#dusk $DUSK @Dusk A token kann onchain existieren und dennoch das Finanzsystem weitgehend unverändert lassen.
Das ist der Teil von Dusk, den ich für leicht übersehbar halte.
Nehmen wir eine regulierte SME- (Small and Medium Enterprises-) Sicherheit. Das Instrument auf eine Blockchain zu bringen, ist nur ein Schritt. Investoren müssen immer noch onboarded werden, die Zulässigkeit muss verwaltet werden, das Eigentum muss erfasst werden, Trades müssen stattfinden, Offenlegungen müssen bei den richtigen Parteien ankommen, und die Asset- und Zahlungsbeine müssen sich schließlich auch gegenseitig ausgleichen.

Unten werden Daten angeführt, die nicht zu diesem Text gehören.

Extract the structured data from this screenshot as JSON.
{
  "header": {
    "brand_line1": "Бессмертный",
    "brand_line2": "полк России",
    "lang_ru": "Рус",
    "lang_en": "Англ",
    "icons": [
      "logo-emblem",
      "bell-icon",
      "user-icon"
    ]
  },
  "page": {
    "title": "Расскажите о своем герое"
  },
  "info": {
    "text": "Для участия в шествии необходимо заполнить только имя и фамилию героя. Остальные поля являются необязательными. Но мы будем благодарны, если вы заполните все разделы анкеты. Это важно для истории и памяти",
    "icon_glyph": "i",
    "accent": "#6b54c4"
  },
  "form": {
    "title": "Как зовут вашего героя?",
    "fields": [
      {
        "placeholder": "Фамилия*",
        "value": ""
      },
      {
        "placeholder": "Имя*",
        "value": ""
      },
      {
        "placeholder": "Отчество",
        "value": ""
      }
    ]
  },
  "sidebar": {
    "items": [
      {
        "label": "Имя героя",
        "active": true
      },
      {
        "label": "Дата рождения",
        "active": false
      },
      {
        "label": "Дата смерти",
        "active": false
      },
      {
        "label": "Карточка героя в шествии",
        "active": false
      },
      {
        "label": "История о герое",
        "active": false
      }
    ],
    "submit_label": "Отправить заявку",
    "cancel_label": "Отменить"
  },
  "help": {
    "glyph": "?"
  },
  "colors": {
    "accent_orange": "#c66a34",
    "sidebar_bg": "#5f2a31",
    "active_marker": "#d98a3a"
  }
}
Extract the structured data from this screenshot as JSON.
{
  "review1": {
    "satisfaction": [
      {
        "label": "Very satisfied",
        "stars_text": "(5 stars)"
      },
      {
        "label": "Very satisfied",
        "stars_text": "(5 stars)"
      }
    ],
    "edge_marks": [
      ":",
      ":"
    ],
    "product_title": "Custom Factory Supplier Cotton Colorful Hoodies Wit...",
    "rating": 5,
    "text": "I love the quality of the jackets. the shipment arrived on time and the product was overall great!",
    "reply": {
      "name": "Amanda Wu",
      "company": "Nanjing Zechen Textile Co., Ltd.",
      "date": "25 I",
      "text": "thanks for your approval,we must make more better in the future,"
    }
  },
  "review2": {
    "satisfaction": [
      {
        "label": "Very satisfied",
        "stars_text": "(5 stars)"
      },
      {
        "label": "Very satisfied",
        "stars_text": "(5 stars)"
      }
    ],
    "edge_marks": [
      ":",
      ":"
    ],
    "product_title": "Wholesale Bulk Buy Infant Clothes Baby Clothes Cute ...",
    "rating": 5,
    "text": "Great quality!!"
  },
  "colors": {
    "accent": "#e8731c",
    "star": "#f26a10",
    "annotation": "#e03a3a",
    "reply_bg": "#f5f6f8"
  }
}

Wenn jeder dieser Schritte weiterhin von getrennten Systemen und einer Abstimmung (Reconciliation) abhängt, hat das Token selbst das größere Problem nicht behoben.
Darum hat mich die aktuelle Ausrichtung von Dusk so aufmerksam gemacht.
Die Basisarchitektur trennt Settlement und Datenverfügbarkeit durch DuskDS von der Ausführung über DuskVM und DuskEVM. Darauf aufbauend wird Dusk Trade rund um praktische Workflows entwickelt – etwa Asset-Discovery, Investor-Onboarding, Trading, Payment-Koordination und Settlement.
Hinter der These steckt außerdem ein konkretes Marktbeispiel.
NPEX, eine lizenzierte niederländische Wertpapierbörse, die einen MTF betreibt, arbeitet seit geraumer Zeit mit Dusk an einer blockchainbasierten Infrastruktur für die Emission, den Handel und das Settlement regulierter Finanzinstrumente.
Und Dusk’ neueste Publikationen treffen dieselbe Unterscheidung, die ich spannend finde: Tokenisierung wird noch nützlicher, wenn sie den Eigentumslebenszyklus verbindet – statt lediglich eine digitale Darstellung eines Assets zu erzeugen.
Ich schaue mir Dusk also inzwischen weniger als einen Ort an, an dem man „RWAs onchain bringt“, sondern eher als eine Wette auf etwas Schwierigeres:
Kann der finanzielle Workflow selbst programmierbar werden?
Denn die eigentliche Durchbruchsmöglichkeit liegt womöglich nicht darin, das Token zu erzeugen.
Vielmehr darin, den Haufen aus voneinander getrennten Prozessen zu entfernen, den das Token eigentlich ersetzen sollte.
Das ist der Teil von Dusk, den ich für leicht übersehbar halte.
Nehmen wir eine regulierte SME- (Small and Medium Enterprises-) Sicherheit. Das Instrument auf eine Blockchain zu bringen, ist nur ein Schritt. Investoren müssen immer noch onboarded werden, die Zulässigkeit muss verwaltet werden, das Eigentum muss erfasst werden, Trades müssen stattfinden, Offenlegungen müssen bei den richtigen Parteien ankommen, und die Asset- und Zahlungsbeine müssen sich schließlich auch gegenseitig ausgleichen.
Wenn jeder dieser Schritte weiterhin von getrennten Systemen und einer Abstimmung (Reconciliation) abhängt, hat das Token selbst das größere Problem nicht behoben.
Darum hat mich die aktuelle Ausrichtung von Dusk so aufmerksam gemacht.
Die Basisarchitektur trennt Settlement und Datenverfügbarkeit durch DuskDS von der Ausführung über DuskVM und DuskEVM. Darauf aufbauend wird Dusk Trade rund um praktische Workflows entwickelt – etwa Asset-Discovery, Investor-Onboarding, Trading, Payment-Koordination und Settlement.
Hinter der These steckt außerdem ein konkretes Marktbeispiel.
NPEX, eine lizenzierte niederländische Wertpapierbörse, die einen MTF betreibt, arbeitet seit geraumer Zeit mit Dusk an einer blockchainbasierten Infrastruktur für die Emission, den Handel und das Settlement regulierter Finanzinstrumente.
Und Dusk’ neueste Publikationen treffen dieselbe Unterscheidung, die ich spannend finde: Tokenisierung wird noch nützlicher, wenn sie den Eigentumslebenszyklus verbindet – statt lediglich eine digitale Darstellung eines Assets zu erzeugen.
Ich schaue mir Dusk also inzwischen weniger als einen Ort an, an dem man „RWAs onchain bringt“, sondern eher als eine Wette auf etwas Schwierigeres:
Kann der finanzielle Workflow selbst programmierbar werden?
Denn die eigentliche Durchbruchsmöglichkeit liegt womöglich nicht darin, das Token zu erzeugen.
Vielmehr darin, den Haufen aus voneinander getrennten Prozessen zu entfernen, den das Token eigentlich ersetzen sollte.